O Brasil recebe, em média, uma notificação de acidente laboral a cada 49 segundos, sendo que um trabalhador morre a cada 3 horas e 43 minutos. Os dados chocantes são do Observatório de Segurança e Saúde no Trabalho, projeto elaborado pelo Ministério Público do Trabalho (MPT) em conjunto com a OIT.
Por Orlando Silva
Entre os anos de 2012 e 2018, o estudo contabilizou 16.455 mortes e mais de 4,5 milhões de acidentes em virtude do trabalho, verificando ainda uma alta entre os anos de 2017 e 2018, justamente o período posterior à entrada em vigor da Reforma Trabalhista. Não chega a surpreender, pois a nefasta reforma desestruturou as relações capital-trabalho, terceirizou e precarizou sobremaneira a mão-de-obra através de expedientes como o trabalho intermitente e outros.
O problema é tão alarmante – uma verdadeira epidemia – que, por minha sugestão, a Comissão de Trabalho, Administração e Serviço Público (CTASP) da Câmara dos Deputados criará um grupo permanente, do qual serei relator, para acompanhar, debater e propor soluções legislativas para a prevenção de acidentes e doenças no trabalho.
Atividades como atendimento hospitalar, comércio de produtos alimentícios, administração pública, construção de edifícios, transporte de cargas e Correios são algumas das que estão no topo da lista de acidentes notificados. Como se pode ver, são setores econômicos organizados, alguns regulamentados pelo poder público, pois a pesquisa trata apenas de relações de emprego formal.
Cabe, então, questionar: se no mercado de trabalho formal a situação já é tão grave, qual não será o descalabro que impera diante da precarização e da “uberização” a que estão submetidos milhões e milhões de trabalhadores, num momento em que a informalidade superou as garantias da “carteira azul”?
Nosso país está entre as 10 maiores economias do mundo, possui setores dinâmicos em que a tecnologia e o trabalho especializado são marcantes. Mas esse Brasil moderno coexiste com o atraso, com formas de trabalho desumanas e até análogas à escravidão, além de uma massa crescente de trabalhadores de aplicativos de entrega que emerge nas grandes cidades. Esses últimos já somam 3,8 milhões de “autônomos”, segundo a Pesquisa Nacional por Amostra de Domicílios do IBGE.
Recente estudo da Associação Aliança Bike mostra que existem cerca de 30 mil ciclistas na cidade de São Paulo que trabalham como entregadores para aplicativos de internet. O perfil deles é de jovens, entre 18 e 27 anos, das periferias da cidade, que chegam a trabalhar até 12 horas por dia, durante os 7 dias da semana, para auferir uma remuneração média de 936 reais.

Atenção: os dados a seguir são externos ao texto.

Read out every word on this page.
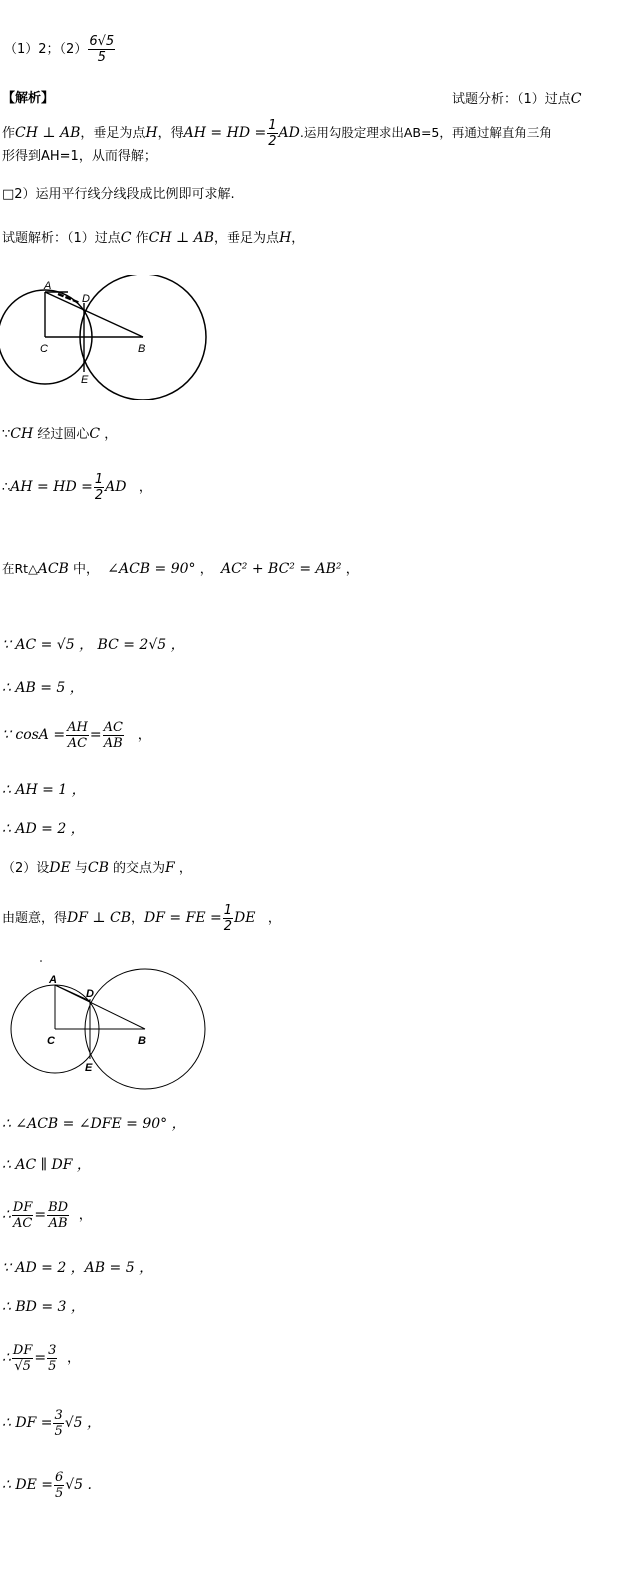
（1）2；$(2) \frac{6√5}{5}$
【解析】	试题分析：（1）过点C
作CH ⊥ AB，垂足为点H，得AH = HD = $\frac{1}{2}$ AD.运用勾股定理求出AB=5，再通过解直角三角
形得到AH=1，从而得解；
□2）运用平行线分线段成比例即可求解.
试题解析：（1）过点C 作CH ⊥ AB，垂足为点H，
A
D
C	B
E
∵CH 经过圆心C ，
∴AH = HD = $\frac{1}{2}$ AD ，
在Rt△ACB 中， ∠ACB = 90° ， AC² + BC² = AB² ，
∵ AC = √5 ， BC = 2√5 ，
∴ AB = 5 ，
∵ $\cos A = \frac{AH}{AC} = \frac{AC}{AB}$ ，
∴ AH = 1 ，
∴ AD = 2 ，
（2）设DE 与CB 的交点为F ，
由题意，得DF ⊥ CB，DF = FE = $\frac{1}{2}$ DE ，
A
D
C	B
E
∴ ∠ACB = ∠DFE = 90° ，
∴ AC ∥ DF ，
∴ $\frac{DF}{AC} = \frac{BD}{AB}$ ，
∵ AD = 2 ，AB = 5 ，
∴ BD = 3 ，
∴ $\frac{DF}{√5} = \frac{3}{5}$ ，
∴ DF = $\frac{3}{5} √5$ ，
∴ DE = $\frac{6}{5} √5$ .
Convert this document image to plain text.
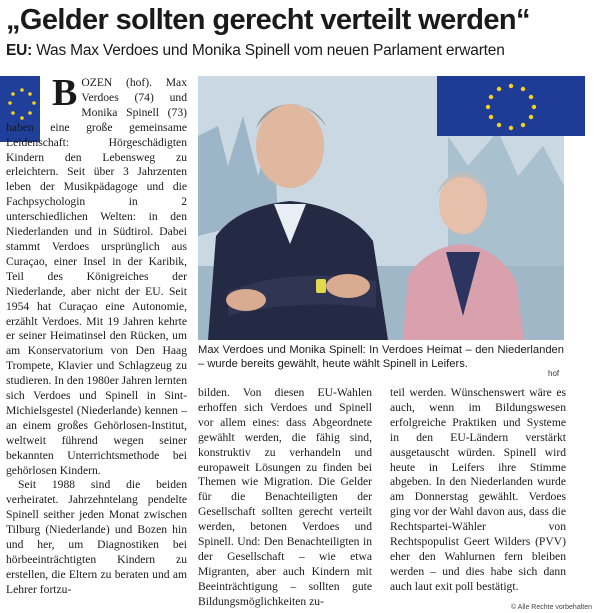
„Gelder sollten gerecht verteilt werden“

EU: Was Max Verdoes und Monika Spinell vom neuen Parlament erwarten

Max Verdoes und Monika Spinell: In Verdoes Heimat – den Niederlanden – wurde bereits gewählt, heute wählt Spinell in Leifers.
hof

BOZEN (hof). Max Verdoes (74) und Monika Spinell (73) haben eine große gemeinsame Leidenschaft: Hörgeschädigten Kindern den Lebensweg zu erleichtern. Seit über 3 Jahrzenten leben der Musikpädagoge und die Fachpsychologin in 2 unterschiedlichen Welten: in den Niederlanden und in Südtirol. Dabei stammt Verdoes ursprünglich aus Curaçao, einer Insel in der Karibik, Teil des Königreiches der Niederlande, aber nicht der EU. Seit 1954 hat Curaçao eine Autonomie, erzählt Verdoes. Mit 19 Jahren kehrte er seiner Heimatinsel den Rücken, um am Konservatorium von Den Haag Trompete, Klavier und Schlagzeug zu studieren. In den 1980er Jahren lernten sich Verdoes und Spinell in Sint-Michielsgestel (Niederlande) kennen – an einem großes Gehörlosen-Institut, weltweit führend wegen seiner bekannten Unterrichtsmethode bei gehörlosen Kindern.

Seit 1988 sind die beiden verheiratet. Jahrzehntelang pendelte Spinell seither jeden Monat zwischen Tilburg (Niederlande) und Bozen hin und her, um Diagnostiken bei hörbeeinträchtigten Kindern zu erstellen, die Eltern zu beraten und am Lehrer fortzu-

bilden. Von diesen EU-Wahlen erhoffen sich Verdoes und Spinell vor allem eines: dass Abgeordnete gewählt werden, die fähig sind, konstruktiv zu verhandeln und europaweit Lösungen zu finden bei Themen wie Migration. Die Gelder für die Benachteiligten der Gesellschaft sollten gerecht verteilt werden, betonen Verdoes und Spinell. Und: Den Benachteiligten in der Gesellschaft – wie etwa Migranten, aber auch Kindern mit Beeinträchtigung – sollten gute Bildungsmöglichkeiten zu-

teil werden. Wünschenswert wäre es auch, wenn im Bildungswesen erfolgreiche Praktiken und Systeme in den EU-Ländern verstärkt ausgetauscht würden. Spinell wird heute in Leifers ihre Stimme abgeben. In den Niederlanden wurde am Donnerstag gewählt. Verdoes ging vor der Wahl davon aus, dass die Rechtspartei-Wähler von Rechtspopulist Geert Wilders (PVV) eher den Wahlurnen fern bleiben werden – und dies habe sich dann auch laut exit poll bestätigt.

© Alle Rechte vorbehalten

Outro dia fiquei pasmo ao passar pelo Largo da Batata e ver pessoas dormindo em barracas na praça com bicicletas presas ao lado. Conclusão: após a extenuante jornada diária, muitos desses jovens sequer estão voltando para suas casas e têm passado noites ao relento como moradores de rua transitórios. É inconcebível!
Em julho, causou grande consternação a morte de um entregador do aplicativo Rappi, que passou mal enquanto fazia um atendimento. Os clientes entraram em contato com a empresa, que não se dignou a mover uma palha pelo trabalhador que agonizava. Ainda tentaram que um motorista de Uber levasse o rapaz ao hospital, mas este se recusou. Por fim, como a atestar a falência também dos serviços públicos, o Samu não chegou a tempo de evitar a tragédia.
As plataformas digitais vieram para ficar e representam um novo desafio para o mundo do trabalho, mas é urgente algum tipo de regulamentação que não deixe à deriva esse contingente crescente de pessoas que as utilizam como fonte de renda auxiliar ou principal.
O Brasil não reencontrará os caminhos para o crescimento econômico deixando que a selvageria se instale nas relações de trabalho. Não haverá desenvolvimento se relegarmos as melhores energias dos nossos jovens à exploração sem limites. É necessário encontrar um novo ponto de equilíbrio nas relações capital-trabalho que, desde o governo Temer, têm sido desbalanceadas para dar tudo aos ricos e tirar o couro dos pobres.